Visit /blog/admin/ in your browser (after securing it) and use the web interface.

Security Checklist

  • Protect /blog/admin/ with authentication (see Step 5 above)
  • Set proper file permissions (755 for directories, 644 for files, 775 for data dirs)
  • Use HTTPS (Let's Encrypt is free and easy)
  • Analytics is already IP-restricted to local networks (check api/analytics.php)
  • Review and customize CSP headers in HTML files if needed
  • Don't expose /data/ directory in web server config
  • Keep PHP updated

Customization

Change Colors

Edit assets/css/style.css and modify the CSS variables:

:root {
    --bg-primary: #your-color;
    --text-primary: #your-color;
    /* ... etc */
}

Update Site Information

  • RSS Feed: Edit blog/api/feed.php - change domain and title
  • Homepage Links: Edit index.html - customize the link sections
  • ASCII Art Logo: Replace the logo in all HTML files (search for the ASCII art)

Timezone

The site uses the user's local timezone for display.
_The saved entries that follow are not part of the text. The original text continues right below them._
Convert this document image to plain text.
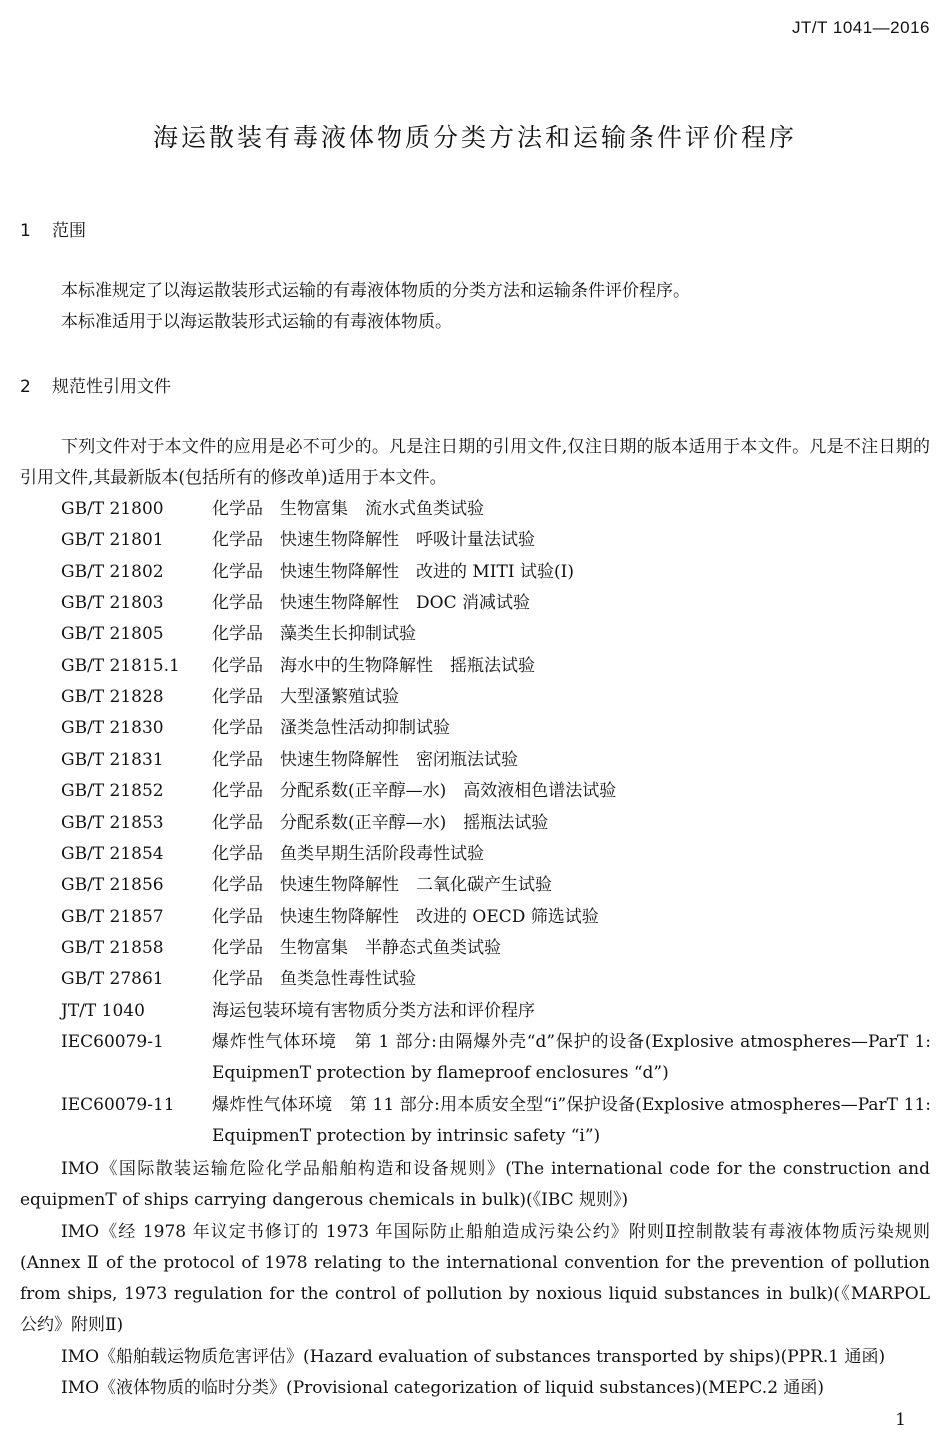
JT/T 1041—2016
海运散装有毒液体物质分类方法和运输条件评价程序
1 范围
本标准规定了以海运散装形式运输的有毒液体物质的分类方法和运输条件评价程序。
本标准适用于以海运散装形式运输的有毒液体物质。
2 规范性引用文件
下列文件对于本文件的应用是必不可少的。凡是注日期的引用文件,仅注日期的版本适用于本文件。凡是不注日期的引用文件,其最新版本(包括所有的修改单)适用于本文件。
GB/T 21800	化学品　生物富集　流水式鱼类试验
GB/T 21801	化学品　快速生物降解性　呼吸计量法试验
GB/T 21802	化学品　快速生物降解性　改进的 MITI 试验(Ⅰ)
GB/T 21803	化学品　快速生物降解性　DOC 消减试验
GB/T 21805	化学品　藻类生长抑制试验
GB/T 21815.1 化学品　海水中的生物降解性　摇瓶法试验
GB/T 21828	化学品　大型溞繁殖试验
GB/T 21830	化学品　溞类急性活动抑制试验
GB/T 21831	化学品　快速生物降解性　密闭瓶法试验
GB/T 21852	化学品　分配系数(正辛醇—水)　高效液相色谱法试验
GB/T 21853	化学品　分配系数(正辛醇—水)　摇瓶法试验
GB/T 21854	化学品　鱼类早期生活阶段毒性试验
GB/T 21856	化学品　快速生物降解性　二氧化碳产生试验
GB/T 21857	化学品　快速生物降解性　改进的 OECD 筛选试验
GB/T 21858	化学品　生物富集　半静态式鱼类试验
GB/T 27861	化学品　鱼类急性毒性试验
JT/T 1040	海运包装环境有害物质分类方法和评价程序
IEC60079-1	爆炸性气体环境　第 1 部分:由隔爆外壳“d”保护的设备(Explosive atmospheres—ParT 1: EquipmenT protection by flameproof enclosures “d”)
IEC60079-11 爆炸性气体环境　第 11 部分:用本质安全型“i”保护设备(Explosive atmospheres—ParT 11: EquipmenT protection by intrinsic safety “i”)
IMO《国际散装运输危险化学品船舶构造和设备规则》(The international code for the construction and equipmenT of ships carrying dangerous chemicals in bulk)(《IBC 规则》)
IMO《经 1978 年议定书修订的 1973 年国际防止船舶造成污染公约》附则Ⅱ控制散装有毒液体物质污染规则(Annex Ⅱ of the protocol of 1978 relating to the international convention for the prevention of pollution from ships, 1973 regulation for the control of pollution by noxious liquid substances in bulk)(《MARPOL 公约》附则Ⅱ)
IMO《船舶载运物质危害评估》(Hazard evaluation of substances transported by ships)(PPR.1 通函)
IMO《液体物质的临时分类》(Provisional categorization of liquid substances)(MEPC.2 通函)
1
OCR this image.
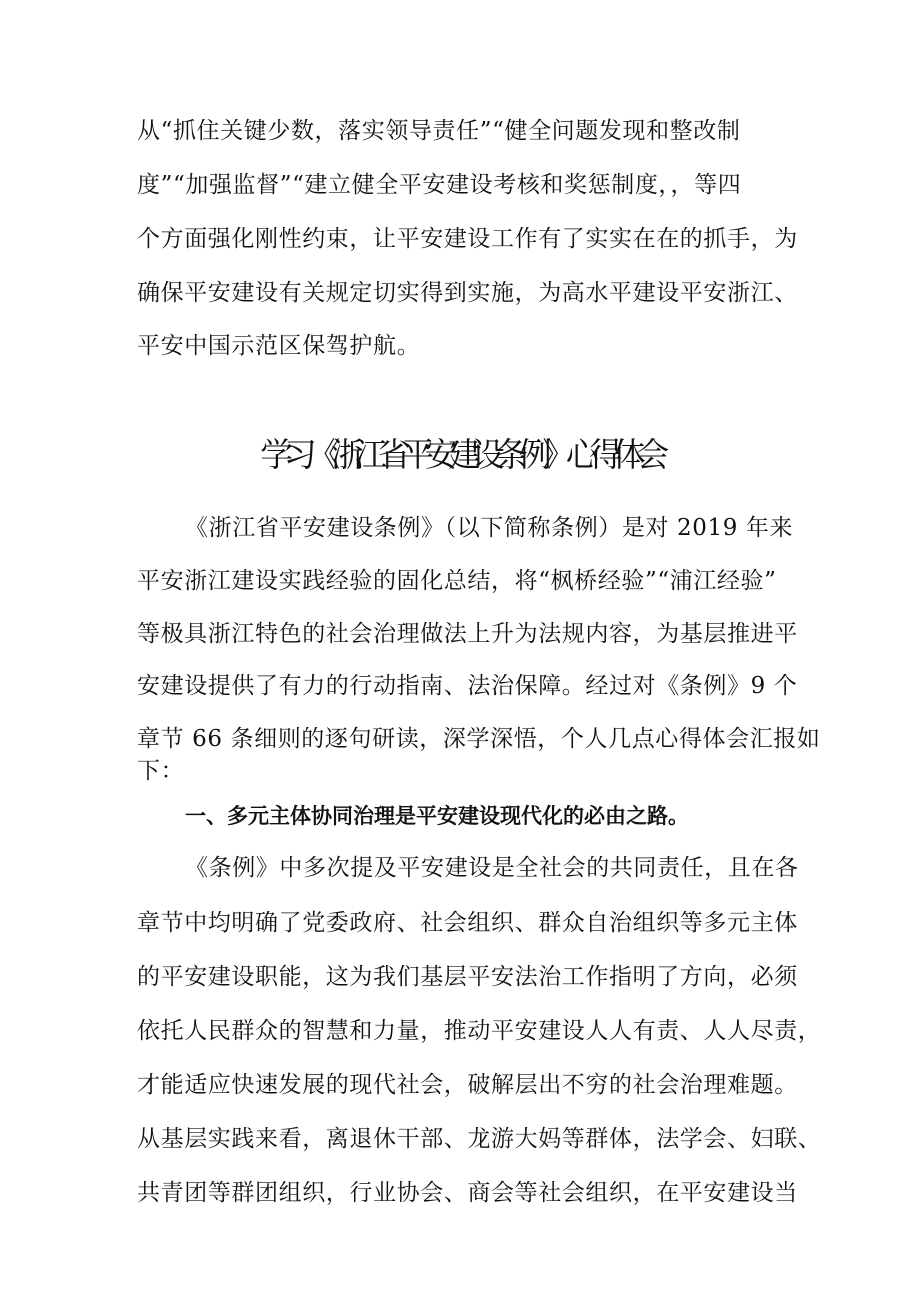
从“抓住关键少数，落实领导责任”“健全问题发现和整改制
度”“加强监督”“建立健全平安建设考核和奖惩制度，，等四
个方面强化刚性约束，让平安建设工作有了实实在在的抓手，为
确保平安建设有关规定切实得到实施，为高水平建设平安浙江、
平安中国示范区保驾护航。
学习《浙江省平安建设条例》心得体会
《浙江省平安建设条例》（以下简称条例）是对 2019 年来
平安浙江建设实践经验的固化总结，将“枫桥经验”“浦江经验”
等极具浙江特色的社会治理做法上升为法规内容，为基层推进平
安建设提供了有力的行动指南、法治保障。经过对《条例》9 个
章节 66 条细则的逐句研读，深学深悟，个人几点心得体会汇报如
下：
一、多元主体协同治理是平安建设现代化的必由之路。
《条例》中多次提及平安建设是全社会的共同责任，且在各
章节中均明确了党委政府、社会组织、群众自治组织等多元主体
的平安建设职能，这为我们基层平安法治工作指明了方向，必须
依托人民群众的智慧和力量，推动平安建设人人有责、人人尽责，
才能适应快速发展的现代社会，破解层出不穷的社会治理难题。
从基层实践来看，离退休干部、龙游大妈等群体，法学会、妇联、
共青团等群团组织，行业协会、商会等社会组织，在平安建设当
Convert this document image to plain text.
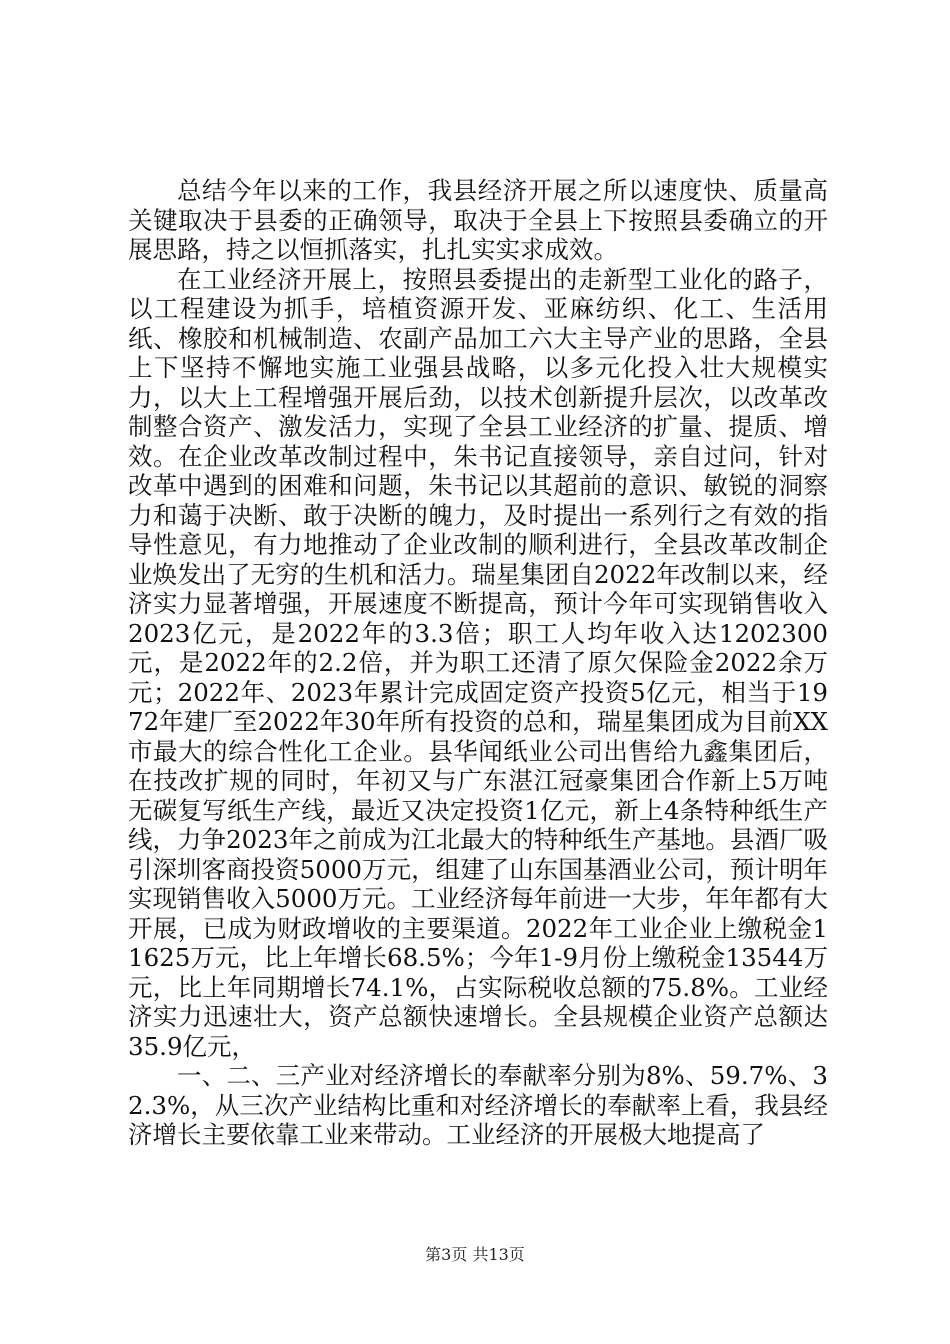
总结今年以来的工作，我县经济开展之所以速度快、质量高关键取决于县委的正确领导，取决于全县上下按照县委确立的开展思路，持之以恒抓落实，扎扎实实求成效。

在工业经济开展上，按照县委提出的走新型工业化的路子，以工程建设为抓手，培植资源开发、亚麻纺织、化工、生活用纸、橡胶和机械制造、农副产品加工六大主导产业的思路，全县上下坚持不懈地实施工业强县战略，以多元化投入壮大规模实力，以大上工程增强开展后劲，以技术创新提升层次，以改革改制整合资产、激发活力，实现了全县工业经济的扩量、提质、增效。在企业改革改制过程中，朱书记直接领导，亲自过问，针对改革中遇到的困难和问题，朱书记以其超前的意识、敏锐的洞察力和蔼于决断、敢于决断的魄力，及时提出一系列行之有效的指导性意见，有力地推动了企业改制的顺利进行，全县改革改制企业焕发出了无穷的生机和活力。瑞星集团自2022年改制以来，经济实力显著增强，开展速度不断提高，预计今年可实现销售收入2023亿元，是2022年的3.3倍；职工人均年收入达1202300元，是2022年的2.2倍，并为职工还清了原欠保险金2022余万元；2022年、2023年累计完成固定资产投资5亿元，相当于1972年建厂至2022年30年所有投资的总和，瑞星集团成为目前XX市最大的综合性化工企业。县华闻纸业公司出售给九鑫集团后，在技改扩规的同时，年初又与广东湛江冠豪集团合作新上5万吨无碳复写纸生产线，最近又决定投资1亿元，新上4条特种纸生产线，力争2023年之前成为江北最大的特种纸生产基地。县酒厂吸引深圳客商投资5000万元，组建了山东国基酒业公司，预计明年实现销售收入5000万元。工业经济每年前进一大步，年年都有大开展，已成为财政增收的主要渠道。2022年工业企业上缴税金11625万元，比上年增长68.5%；今年1-9月份上缴税金13544万元，比上年同期增长74.1%，占实际税收总额的75.8%。工业经济实力迅速壮大，资产总额快速增长。全县规模企业资产总额达35.9亿元，

一、二、三产业对经济增长的奉献率分别为8%、59.7%、32.3%，从三次产业结构比重和对经济增长的奉献率上看，我县经济增长主要依靠工业来带动。工业经济的开展极大地提高了

第3页 共13页
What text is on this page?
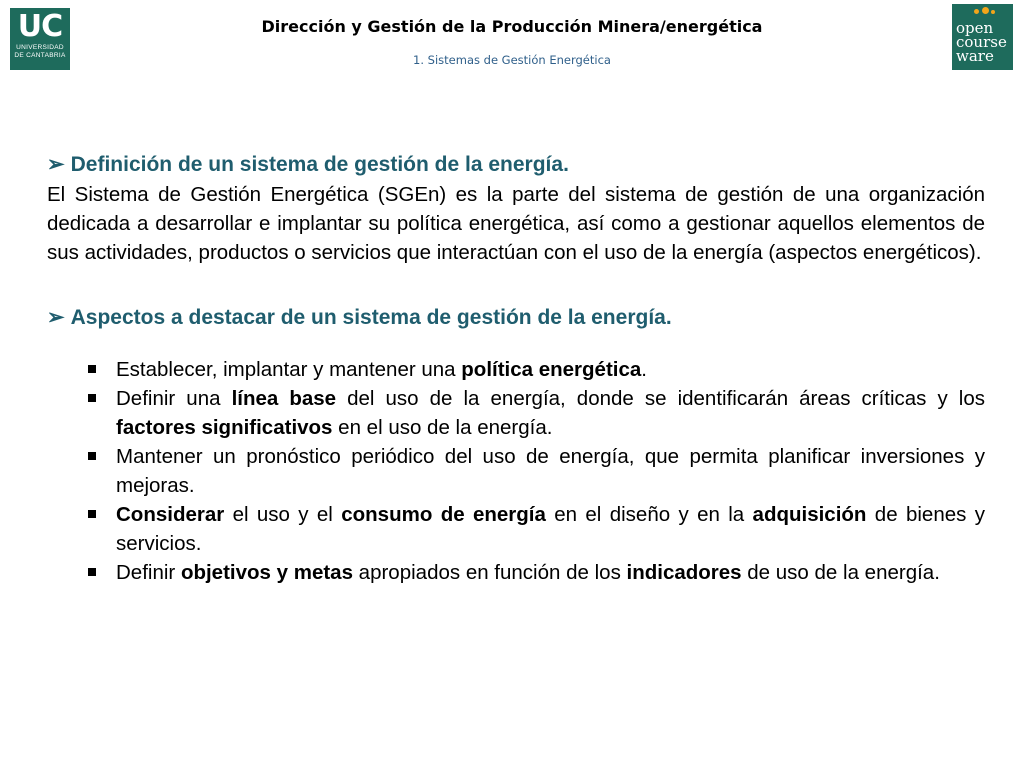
UC
UNIVERSIDAD
DE CANTABRIA
Dirección y Gestión de la Producción Minera/energética
1. Sistemas de Gestión Energética
open
course
ware
➢ Definición de un sistema de gestión de la energía.

El Sistema de Gestión Energética (SGEn) es la parte del sistema de gestión de una organización dedicada a desarrollar e implantar su política energética, así como a gestionar aquellos elementos de sus actividades, productos o servicios que interactúan con el uso de la energía (aspectos energéticos).

➢ Aspectos a destacar de un sistema de gestión de la energía.
Establecer, implantar y mantener una política energética.
Definir una línea base del uso de la energía, donde se identificarán áreas críticas y los factores significativos en el uso de la energía.
Mantener un pronóstico periódico del uso de energía, que permita planificar inversiones y mejoras.
Considerar el uso y el consumo de energía en el diseño y en la adquisición de bienes y servicios.
Definir objetivos y metas apropiados en función de los indicadores de uso de la energía.
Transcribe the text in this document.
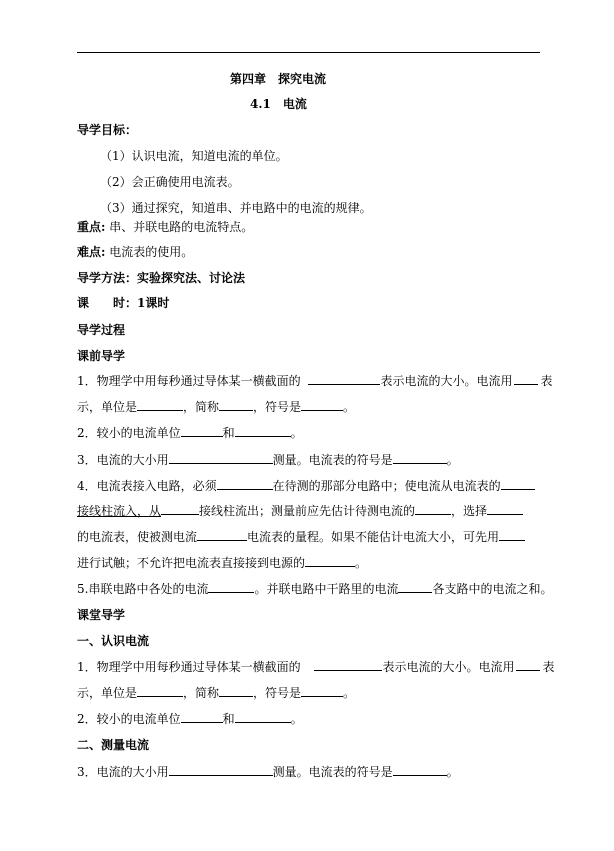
第四章　探究电流
4.1　电流
导学目标：
（1）认识电流，知道电流的单位。
（2）会正确使用电流表。
（3）通过探究，知道串、并电路中的电流的规律。
重点: 串、并联电路的电流特点。
难点: 电流表的使用。
导学方法：实验探究法、讨论法
课　　时：1课时
导学过程
课前导学
1．物理学中用每秒通过导体某一横截面的	表示电流的大小。电流用 表
示，单位是	，简称	，符号是	。
2．较小的电流单位	和	。
3．电流的大小用	测量。电流表的符号是	。
4．电流表接入电路，必须	在待测的那部分电路中；使电流从电流表的
接线柱流入，从	接线柱流出；测量前应先估计待测电流的	，选择
的电流表，使被测电流	电流表的量程。如果不能估计电流大小，可先用
进行试触；不允许把电流表直接接到电源的	。
5.串联电路中各处的电流	。并联电路中干路里的电流	各支路中的电流之和。
课堂导学
一、认识电流
1．物理学中用每秒通过导体某一横截面的	表示电流的大小。电流用 表
示，单位是	，简称	，符号是	。
2．较小的电流单位	和	。
二、测量电流
3．电流的大小用	测量。电流表的符号是	。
Server-side PHP uses UTC by default - adjust in:

  • api/analytics.php
  • api/track.php
  • blog/api/feed.php

Set your server's timezone in php.ini (see Step 3).

Requirements

  • Web Server: Nginx (recommended) or Apache
  • PHP: 7.4+ with php-json and php-mbstring extensions
  • Browser: Modern browser
  • Permissions: Write access to data/ and blog/data/ directories

Troubleshooting

Blog posts not loading?

  • Make sure PHP is running: sudo systemctl status php-fpm
  • Check file permissions: ls -la blog/data/posts.json
  • Verify PHP can read the file: php -r "echo file_exists('blog/data/posts.json') ? 'OK' : 'NOT FOUND';"
  • Check browser console for JavaScript errors

Analytics not working?

  • Analytics is IP-restricted by default (local networks only)
  • Check api/analytics.php for IP filtering rules
  • Verify data/analytics/ directory is writable

404 errors?

  • Check web server configuration
  • Verify file paths are correct
  • Make sure mod_rewrite is enabled (Apache) or try_files is configured (Nginx)

PHP errors?

  • Check PHP error logs: /var/log/php-fpm/error.log or Apache error log
  • Verify PHP extensions are installed: php -m | grep json
  • Check file permissions

What Makes This Special

  • No frameworks - Pure, readable code
  • No build process - Edit files, refresh browser, done
  • Privacy-first - Self-hosted analytics, no third-party tracking
  • Actually organized - Clean structure that makes sense, I don't want to talk about how we got there.
  • JSON-based storage - Blog posts and data stored in JSON files

License

This project is licensed under the GNU General Public License v3.0. See LICENSE.md for details.


Built with a healthy dose of cynicism.

Extract it. Deploy it. Make it yours.